The Hamburg, Germany-based company said it discovered the website Monday and concluded it was set up for the purposes of spear-phishing. Spear-phishing typically involves emails that appear to come from a trustworthy source and lure recipients to malicious websites designed to collect sensitive information or install malware, including ransomware.
Hapag-Lloyd disclosed few details about the fake site or the kind of information it may have been attempting to obtain. Phishing sites are themselves common and relatively easy to make.
Brett Callow, a threat analyst with cybersecurity software firm Emsisoft, said Hapag-Lloyd’s description of the site suggests the company believes “its purpose is to capture either employee and/or customer logins.”
“While this is less common than generalized phishing attacks, it’s not particularly unusual,” Callow said.
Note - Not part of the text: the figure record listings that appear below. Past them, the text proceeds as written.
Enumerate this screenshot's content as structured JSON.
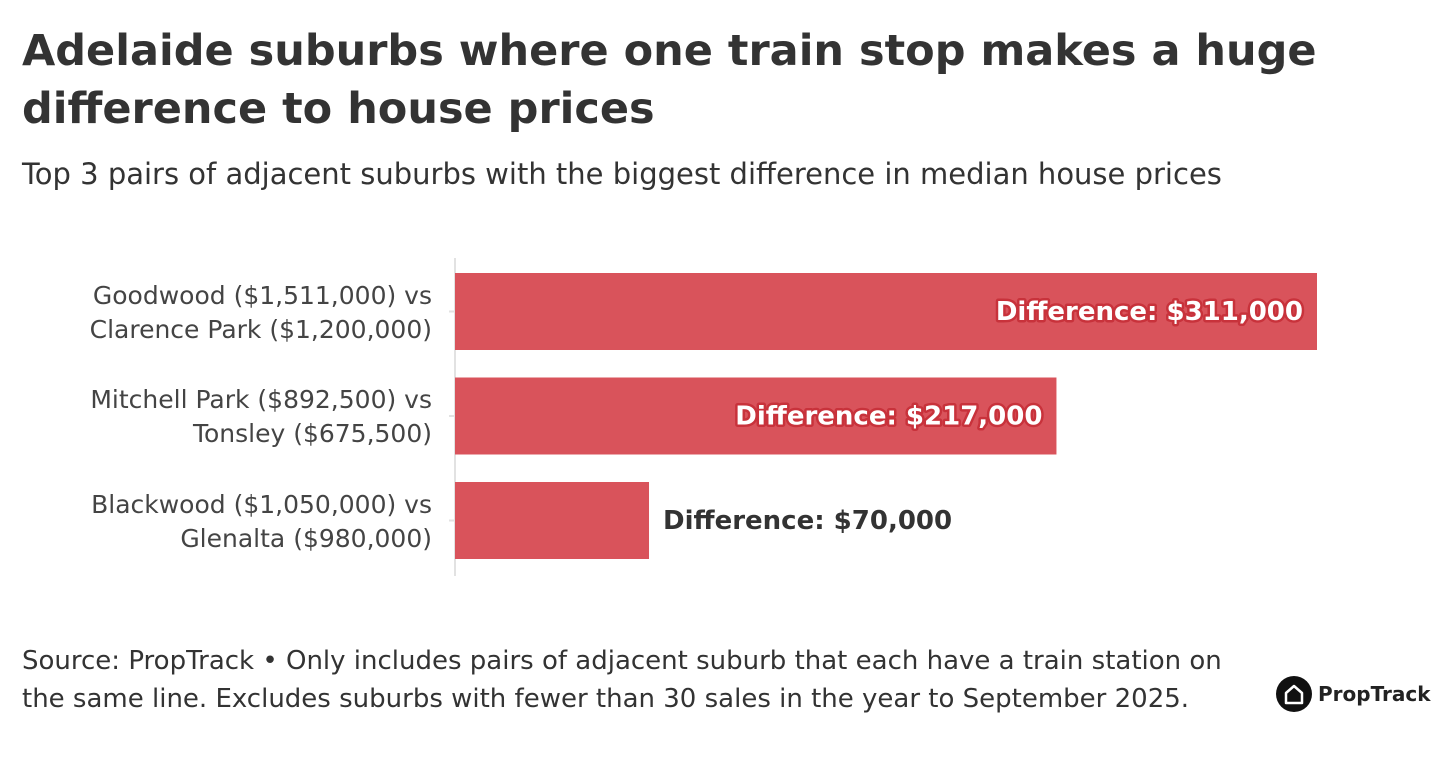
{
  "chart_data": {
    "type": "bar",
    "orientation": "horizontal",
    "title": "Adelaide suburbs where one train stop makes a huge difference to house prices",
    "subtitle": "Top 3 pairs of adjacent suburbs with the biggest difference in median house prices",
    "categories": [
      "Goodwood ($1,511,000) vs\nClarence Park ($1,200,000)",
      "Mitchell Park ($892,500) vs\nTonsley ($675,500)",
      "Blackwood ($1,050,000) vs\nGlenalta ($980,000)"
    ],
    "values": [
      311000,
      217000,
      70000
    ],
    "value_labels": [
      "Difference: $311,000",
      "Difference: $217,000",
      "Difference: $70,000"
    ],
    "color": "#d9535b",
    "source": "Source: PropTrack • Only includes pairs of adjacent suburb that each have a train station on the same line. Excludes suburbs with fewer than 30 sales in the year to September 2025.",
    "logo": "PropTrack"
  }
}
If cybercriminals have obtained any logins from Hapag-Lloyd customers or employees, that access could be leveraged for a variety of purposes.
‘Pontential for some mayhem’
Russ Felker, chief technology officer of Trinity Logistics, said customer portal access could allow criminals to make changes to shipments or payments.
“You have the potential for some mayhem,” Felker said, adding that the risk to Hapag-Lloyd’s operations is likely low.
Hapag-Lloyd, for its part, is advising customers to change their logins, use extra vigilance with incoming emails and manually enter its web address rather than click links.
While there is no indication that Hapag-Lloyd has been compromised, Felker said the criminals behind the spear-phishing site likely had an interest in the company itself.
“I don’t think you set up a spear-phishing site without wanting to have some access to the company,” he said.
Ukraine invasion raises cyber risks
Hapag-Lloyd marks the latest major player in the global supply chain targeted by cybercriminals. Expeditors International is continuing to recover from a crippling cyberattack that took place more than two weeks ago, while Hellman Worldwide was targeted in a ransomware attack in December.
The risks have also intensified following Russia’s invasion of Ukraine. The Cybersecurity and Infrastructure Security Agency warned in February that businesses should be prepared for more attacks.
“Every organization — large and small — must be prepared to respond to disruptive cyber activity,” the agency wrote in a Feb. 25 advisory.